Veeam achieves $827m in total revenue
Veeam Software recorded $827million in total bookings revenue in 2017, an increase of 36% year-on-year.
Yesterday, Veeam announced its 2017 financial year results, which it described as its most successful year in the firm's decade-long history.
During this period, the virtualisation firm achieved 62% growth in enterprise deals and 500% annual growth for deals over $1 million. In addition, sales of Veeam Availability Suite grew by 48% in 2017.
According to Peter McKay, co-CEO and president of Veeam, the company's bold moves in market focus, partnerships and organisational structure contributed to its success.
Speaking at the VeeamON conference in New Orleans last year, McKay said the objective was to scale it to a $1 billion business by the end of 2018.
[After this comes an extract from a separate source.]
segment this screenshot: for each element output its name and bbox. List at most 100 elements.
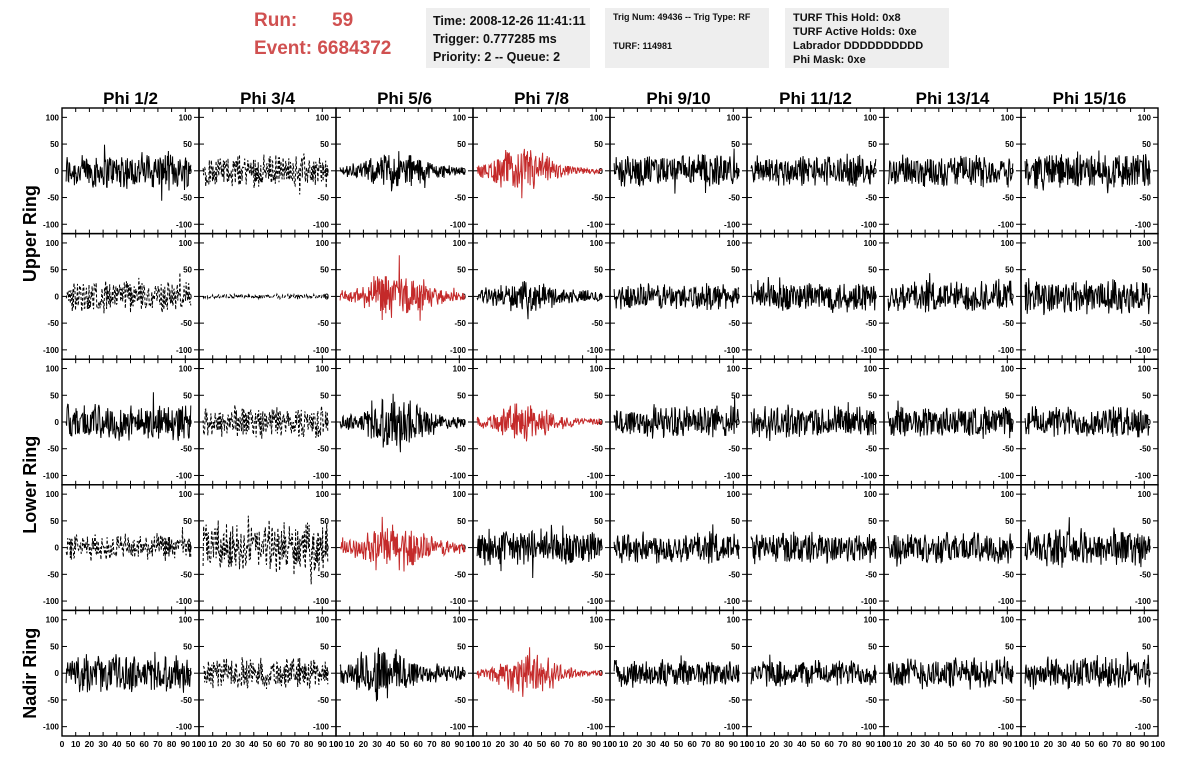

In the fourth quarter of 2017, the company strengthened its relationships with key alliance partners, which resulted in more than $100 million in bookings revenue, he notes.
"Organisations across the globe are dealing with massive data sprawl, and the need to ensure availability of data and applications across a complex multi-cloud environment has never been greater.
"We continued success in the mid-market while also expanding into the enterprise, which is a key focus for us moving forward. Veeam continues to grow at double-digit rates as legacy competitors experience a decline. Our leadership and momentum in delivering availability for any app, any data, across any cloud has us well poised to be a billion-dollar software company by the end of 2018," McKay states.
Laura DuBois, GVP at IDC, adds: "As enterprise customers consider new IT strategies to bring them forward in the next decade, Veeam makes this transition feasible; enabling multi-cloud strategies, supporting existing and cloud-native applications and providing an extensible, intelligent platform for understanding and managing the data."
Founded in 2006, Veeam develops backup, disaster recovery and virtualisation management software. The company focuses on products that increase the resistance of virtualised workloads, reduce downtime, and ensure the system availability required by service-level agreements.